La première mesure est destinée à débloquer le marché des prêts entre banques. "L'Etat va apporter sa garantie aux emprunts dont les banques ont besoin pour se refinancer", a expliqué le président. Cette garantie "s'appliquera aux emprunts contractés avant le 31 décembre 2009 et pour une durée pouvant aller jusqu'à cinq ans". Les créances garanties "seront prioritaires par rapport à toutes les autres créances en cas de défaillance de l'établissement emprunteur".
Concrètement, le texte adopté lundi par le gouvernement créée une caisse de refinancement des établissements de crédit, dont les emprunts seront garantis par l'Etat.

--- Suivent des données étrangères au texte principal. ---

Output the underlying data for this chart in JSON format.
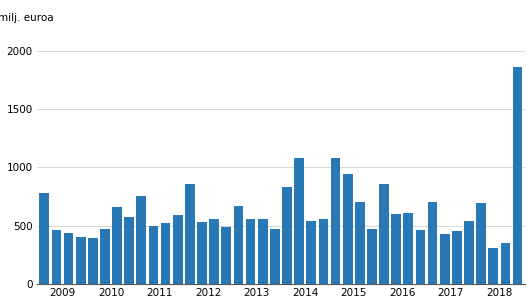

Cette garantie -qui engage l'argent du contribuable-"sera payante au prix normal du marché" et accordée moyennant des contreparties, a précisé M. Sarkozy. "Il n'est question de venir au secours d'établissements qui seraient en difficulté à cause d'une mauvaise gestion qui les auraient conduits à prendre des risques inconsidérés", a prévenu le chef de l'Etat.
La contrepartie sera la signature d'une convention fixant les obligations des établissements bénéficiaires. Ces obligations porteront sur l'éthique en matière de rémunération des dirigeants et des opérateurs financiers. Les banques bénéficiant de la garantie publique devront financer les particuliers, les entreprises et les collectivités territoriales.
La garantie sera plafonnée à 320 milliards d'euros, "un maximum" qui "ne représente en aucun cas un coût pour le contribuable", a précisé M. Sarkozy.
L'Etat va par ailleurs créer une société de prises de participation dans les organismes financiers, dont il sera l'unique actionnaire pour "fournir des fonds propres aux établissements de crédit solvables qui en ont besoin pour développer leur activité".
Cette société bénéficiera elle aussi de la garantie de l'Etat dans la limite de 40 milliards d'euros, accordée en échange de contreparties similaires. "L'Etat ne laissera aucun établissement bancaire faire faillite", a réaffirmé M. Sarkozy.